Tearing down the Viadukt was not, however, an option. Industry and the outlying suburbs relied on that rail link; much of the inner suburbs of Zurich are already covered by rail tracks, with little room to add to the clutter; and given the cost of Swiss labour and permitting, tunneling would have been all but impossible. In other words, the Viadukt wasn’t going anywhere.
(Update: According Matthias, some of the above paragraph is incorrect. Please see comments below.)
It was in this environment that the city commissioned an open design competition in the mid-2000’s. Zurich architectural firm EM2N won the challenge in 2004 with their innovative effort to recreate the Viadukt “from a spatial barrier to a connecting structureal element.” The results are only now being appreciated as shops and the central Markthalle opened just this fall.
These two quick news reports (in German) should give you some idea of the importance of what’s going on here:
Whether planners and urban designers like it or not, large-scale infrastructure is here to stay. And as the cost of land and tunneling increases, elevated infrastructure is likely to take a major place at the table. But as I’ve argued before ugly is a choice and ugly is an opportunity to be beautiful.
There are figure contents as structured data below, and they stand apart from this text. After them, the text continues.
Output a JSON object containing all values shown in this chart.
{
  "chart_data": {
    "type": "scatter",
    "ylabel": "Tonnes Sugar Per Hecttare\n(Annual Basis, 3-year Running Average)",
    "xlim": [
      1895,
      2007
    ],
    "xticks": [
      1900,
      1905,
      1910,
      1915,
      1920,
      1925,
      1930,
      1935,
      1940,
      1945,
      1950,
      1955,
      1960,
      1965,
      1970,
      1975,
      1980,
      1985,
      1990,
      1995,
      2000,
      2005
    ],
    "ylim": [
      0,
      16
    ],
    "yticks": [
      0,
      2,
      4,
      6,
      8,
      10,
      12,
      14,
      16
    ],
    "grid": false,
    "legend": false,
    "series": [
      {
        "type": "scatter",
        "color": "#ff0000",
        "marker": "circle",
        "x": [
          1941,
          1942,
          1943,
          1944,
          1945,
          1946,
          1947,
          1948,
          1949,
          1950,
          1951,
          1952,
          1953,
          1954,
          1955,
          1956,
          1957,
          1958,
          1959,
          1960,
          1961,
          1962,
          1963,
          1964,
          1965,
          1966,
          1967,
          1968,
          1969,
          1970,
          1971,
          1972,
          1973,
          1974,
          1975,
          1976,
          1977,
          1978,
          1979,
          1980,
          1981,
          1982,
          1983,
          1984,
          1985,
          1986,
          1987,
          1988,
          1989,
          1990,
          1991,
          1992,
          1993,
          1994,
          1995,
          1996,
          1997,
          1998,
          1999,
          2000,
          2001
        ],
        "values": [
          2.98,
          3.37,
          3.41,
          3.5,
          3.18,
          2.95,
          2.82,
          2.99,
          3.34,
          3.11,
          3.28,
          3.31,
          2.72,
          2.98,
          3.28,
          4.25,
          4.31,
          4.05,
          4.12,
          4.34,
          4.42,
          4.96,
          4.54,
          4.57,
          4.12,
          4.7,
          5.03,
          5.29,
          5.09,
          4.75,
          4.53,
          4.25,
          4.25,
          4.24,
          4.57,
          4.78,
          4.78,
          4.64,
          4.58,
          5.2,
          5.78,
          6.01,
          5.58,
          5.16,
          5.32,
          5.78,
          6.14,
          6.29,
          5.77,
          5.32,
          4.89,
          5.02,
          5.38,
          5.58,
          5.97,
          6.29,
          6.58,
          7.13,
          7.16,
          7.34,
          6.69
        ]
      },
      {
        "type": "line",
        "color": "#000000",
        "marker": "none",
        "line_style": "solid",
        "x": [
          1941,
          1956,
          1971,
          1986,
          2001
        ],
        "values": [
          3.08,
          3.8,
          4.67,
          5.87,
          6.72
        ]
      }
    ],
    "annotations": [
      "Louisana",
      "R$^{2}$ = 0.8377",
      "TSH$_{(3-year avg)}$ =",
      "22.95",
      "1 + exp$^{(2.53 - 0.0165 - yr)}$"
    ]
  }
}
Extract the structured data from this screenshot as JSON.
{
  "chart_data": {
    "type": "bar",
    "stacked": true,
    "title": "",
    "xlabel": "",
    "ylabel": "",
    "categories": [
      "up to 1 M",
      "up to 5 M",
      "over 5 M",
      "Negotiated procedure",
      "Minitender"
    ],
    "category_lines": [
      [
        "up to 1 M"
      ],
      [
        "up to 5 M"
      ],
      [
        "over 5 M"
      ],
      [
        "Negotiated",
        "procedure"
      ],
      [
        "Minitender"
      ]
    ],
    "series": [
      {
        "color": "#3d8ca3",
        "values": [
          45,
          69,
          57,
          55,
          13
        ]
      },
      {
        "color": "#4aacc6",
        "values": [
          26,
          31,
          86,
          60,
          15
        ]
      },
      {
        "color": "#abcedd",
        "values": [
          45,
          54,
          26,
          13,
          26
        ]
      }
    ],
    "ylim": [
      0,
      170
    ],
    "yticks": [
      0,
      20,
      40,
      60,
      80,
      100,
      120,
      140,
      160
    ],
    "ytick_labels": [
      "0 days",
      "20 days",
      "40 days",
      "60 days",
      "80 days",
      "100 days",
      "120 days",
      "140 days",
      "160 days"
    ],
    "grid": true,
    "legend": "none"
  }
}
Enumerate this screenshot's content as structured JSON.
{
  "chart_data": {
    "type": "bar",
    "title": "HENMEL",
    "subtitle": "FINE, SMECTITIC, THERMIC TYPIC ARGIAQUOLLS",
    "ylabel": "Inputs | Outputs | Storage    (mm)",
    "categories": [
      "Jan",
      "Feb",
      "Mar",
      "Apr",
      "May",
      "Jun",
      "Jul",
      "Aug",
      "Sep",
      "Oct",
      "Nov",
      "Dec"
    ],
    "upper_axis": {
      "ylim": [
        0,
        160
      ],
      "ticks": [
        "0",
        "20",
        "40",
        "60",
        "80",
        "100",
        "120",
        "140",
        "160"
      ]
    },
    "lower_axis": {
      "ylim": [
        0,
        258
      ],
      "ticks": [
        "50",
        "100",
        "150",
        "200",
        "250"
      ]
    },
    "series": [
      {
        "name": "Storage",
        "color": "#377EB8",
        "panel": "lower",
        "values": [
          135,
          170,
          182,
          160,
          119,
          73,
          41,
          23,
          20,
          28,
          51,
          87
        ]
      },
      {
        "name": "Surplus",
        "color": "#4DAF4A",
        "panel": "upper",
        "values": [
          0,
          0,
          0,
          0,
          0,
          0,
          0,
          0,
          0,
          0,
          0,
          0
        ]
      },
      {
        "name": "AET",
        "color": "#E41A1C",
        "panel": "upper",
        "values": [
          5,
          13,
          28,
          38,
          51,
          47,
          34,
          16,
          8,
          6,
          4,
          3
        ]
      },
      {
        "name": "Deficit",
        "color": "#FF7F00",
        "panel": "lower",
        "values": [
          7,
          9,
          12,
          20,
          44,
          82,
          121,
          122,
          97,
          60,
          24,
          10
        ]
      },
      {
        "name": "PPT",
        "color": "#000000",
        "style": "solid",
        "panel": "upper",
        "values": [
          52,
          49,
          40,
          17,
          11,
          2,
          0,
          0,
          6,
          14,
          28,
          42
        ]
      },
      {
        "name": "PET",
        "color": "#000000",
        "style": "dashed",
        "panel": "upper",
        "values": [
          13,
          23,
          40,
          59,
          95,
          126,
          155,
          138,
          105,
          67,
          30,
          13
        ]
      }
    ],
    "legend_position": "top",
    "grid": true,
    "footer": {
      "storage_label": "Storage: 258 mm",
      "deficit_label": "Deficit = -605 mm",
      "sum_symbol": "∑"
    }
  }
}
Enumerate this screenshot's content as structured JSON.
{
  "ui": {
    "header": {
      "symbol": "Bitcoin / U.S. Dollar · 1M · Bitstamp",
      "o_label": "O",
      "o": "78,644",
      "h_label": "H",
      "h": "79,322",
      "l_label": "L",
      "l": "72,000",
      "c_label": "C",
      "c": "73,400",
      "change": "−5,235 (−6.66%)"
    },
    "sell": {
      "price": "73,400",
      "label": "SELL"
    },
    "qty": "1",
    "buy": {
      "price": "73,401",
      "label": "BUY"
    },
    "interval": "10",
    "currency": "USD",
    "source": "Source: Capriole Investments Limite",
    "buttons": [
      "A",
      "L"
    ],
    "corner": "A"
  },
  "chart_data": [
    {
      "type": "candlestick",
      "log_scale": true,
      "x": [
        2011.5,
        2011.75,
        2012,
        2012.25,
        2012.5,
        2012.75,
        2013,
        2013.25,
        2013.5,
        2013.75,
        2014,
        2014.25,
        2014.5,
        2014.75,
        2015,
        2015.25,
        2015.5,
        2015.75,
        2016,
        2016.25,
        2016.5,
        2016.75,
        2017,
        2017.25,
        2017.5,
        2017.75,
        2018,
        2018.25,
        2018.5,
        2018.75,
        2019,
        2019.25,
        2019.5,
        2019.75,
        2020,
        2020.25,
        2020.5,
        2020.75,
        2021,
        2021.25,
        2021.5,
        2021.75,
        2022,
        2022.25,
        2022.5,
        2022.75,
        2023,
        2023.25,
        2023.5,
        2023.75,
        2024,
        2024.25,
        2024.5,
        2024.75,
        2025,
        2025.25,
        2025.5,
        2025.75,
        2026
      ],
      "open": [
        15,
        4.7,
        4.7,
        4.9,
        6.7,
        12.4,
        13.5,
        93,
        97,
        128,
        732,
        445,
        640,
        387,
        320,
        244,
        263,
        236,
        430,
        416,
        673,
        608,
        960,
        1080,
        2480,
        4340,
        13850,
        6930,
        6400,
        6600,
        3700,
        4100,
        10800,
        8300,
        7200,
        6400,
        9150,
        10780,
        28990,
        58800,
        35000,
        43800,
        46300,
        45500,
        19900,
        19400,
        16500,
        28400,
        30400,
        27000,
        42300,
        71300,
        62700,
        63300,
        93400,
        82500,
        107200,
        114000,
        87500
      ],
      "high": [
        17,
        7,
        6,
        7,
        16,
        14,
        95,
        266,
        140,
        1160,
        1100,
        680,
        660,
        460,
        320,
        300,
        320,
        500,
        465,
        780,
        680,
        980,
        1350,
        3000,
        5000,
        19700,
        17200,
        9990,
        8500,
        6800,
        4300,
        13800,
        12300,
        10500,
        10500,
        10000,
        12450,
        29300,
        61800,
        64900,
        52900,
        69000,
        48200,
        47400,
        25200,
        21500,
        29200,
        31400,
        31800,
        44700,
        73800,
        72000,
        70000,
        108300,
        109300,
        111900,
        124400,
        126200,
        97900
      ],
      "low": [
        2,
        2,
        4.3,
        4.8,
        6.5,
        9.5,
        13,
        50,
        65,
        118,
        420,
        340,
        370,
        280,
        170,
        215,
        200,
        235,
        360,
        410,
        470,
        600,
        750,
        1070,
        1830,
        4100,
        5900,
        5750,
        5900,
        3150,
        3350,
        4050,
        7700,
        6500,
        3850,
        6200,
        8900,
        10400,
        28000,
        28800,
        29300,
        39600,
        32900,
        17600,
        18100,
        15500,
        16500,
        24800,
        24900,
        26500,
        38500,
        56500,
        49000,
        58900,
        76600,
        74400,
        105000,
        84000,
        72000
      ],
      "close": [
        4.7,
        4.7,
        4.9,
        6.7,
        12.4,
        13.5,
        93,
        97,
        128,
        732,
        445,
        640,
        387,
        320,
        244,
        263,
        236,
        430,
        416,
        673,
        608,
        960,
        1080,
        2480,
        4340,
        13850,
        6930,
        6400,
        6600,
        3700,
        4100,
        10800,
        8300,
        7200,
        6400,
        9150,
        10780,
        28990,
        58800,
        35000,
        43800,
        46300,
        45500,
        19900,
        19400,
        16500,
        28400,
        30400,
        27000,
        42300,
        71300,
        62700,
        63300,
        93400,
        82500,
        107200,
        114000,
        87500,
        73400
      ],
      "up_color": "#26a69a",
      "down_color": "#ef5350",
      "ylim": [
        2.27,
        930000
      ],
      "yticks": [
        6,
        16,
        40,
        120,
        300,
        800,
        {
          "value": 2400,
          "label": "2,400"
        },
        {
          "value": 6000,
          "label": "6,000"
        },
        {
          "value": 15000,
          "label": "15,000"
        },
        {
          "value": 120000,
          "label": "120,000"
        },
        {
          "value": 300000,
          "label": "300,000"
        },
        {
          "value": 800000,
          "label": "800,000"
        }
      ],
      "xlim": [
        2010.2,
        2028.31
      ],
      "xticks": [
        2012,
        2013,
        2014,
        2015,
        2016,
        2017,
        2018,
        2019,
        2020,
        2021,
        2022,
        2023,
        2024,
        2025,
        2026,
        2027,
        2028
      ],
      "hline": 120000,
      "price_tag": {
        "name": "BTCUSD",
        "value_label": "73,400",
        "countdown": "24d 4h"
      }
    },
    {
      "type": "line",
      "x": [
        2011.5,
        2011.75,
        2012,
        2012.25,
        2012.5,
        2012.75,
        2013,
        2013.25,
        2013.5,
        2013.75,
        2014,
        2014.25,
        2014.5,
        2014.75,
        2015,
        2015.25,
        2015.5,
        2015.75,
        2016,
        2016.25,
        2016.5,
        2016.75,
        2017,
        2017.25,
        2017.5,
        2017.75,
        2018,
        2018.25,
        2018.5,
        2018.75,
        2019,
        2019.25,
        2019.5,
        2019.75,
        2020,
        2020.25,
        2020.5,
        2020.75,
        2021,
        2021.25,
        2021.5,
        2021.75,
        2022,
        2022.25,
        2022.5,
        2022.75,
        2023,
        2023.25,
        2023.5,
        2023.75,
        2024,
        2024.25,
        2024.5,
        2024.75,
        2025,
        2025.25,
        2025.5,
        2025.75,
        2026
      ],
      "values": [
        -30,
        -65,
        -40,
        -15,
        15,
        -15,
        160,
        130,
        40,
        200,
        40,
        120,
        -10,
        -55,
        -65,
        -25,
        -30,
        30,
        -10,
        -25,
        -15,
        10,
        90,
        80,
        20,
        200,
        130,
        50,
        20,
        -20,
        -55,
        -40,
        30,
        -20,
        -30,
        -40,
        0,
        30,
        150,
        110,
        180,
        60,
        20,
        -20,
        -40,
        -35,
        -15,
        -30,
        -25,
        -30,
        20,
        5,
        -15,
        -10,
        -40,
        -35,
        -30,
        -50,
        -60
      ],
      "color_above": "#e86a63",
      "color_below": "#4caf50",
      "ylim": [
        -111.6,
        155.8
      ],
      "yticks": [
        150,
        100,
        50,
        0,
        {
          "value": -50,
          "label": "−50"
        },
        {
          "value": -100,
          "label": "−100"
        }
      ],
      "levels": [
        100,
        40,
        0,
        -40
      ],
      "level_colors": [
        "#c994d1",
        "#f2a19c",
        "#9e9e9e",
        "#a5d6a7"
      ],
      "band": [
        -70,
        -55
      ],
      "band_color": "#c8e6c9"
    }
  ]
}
Planners who rail against the ugliness and disruptive aspect of elevated infrastructure need to see things like Im Viadukt because things like this are going to become more and more common. Indeed, they’re going to become more and more necessary.
But ask yourself: If instead of building Im Viadukt 100 years after the fact, what if it had been designed into the Wipkingen to begin with?
(As Im Viadukt is practically brand new, there is little in the way of press, images and videos from the English-speaking world. I therefore encourage readers – especially those in the German-speaking world – who come across such things to post them in the comments to help inform people about this truly revolutionary urban development.)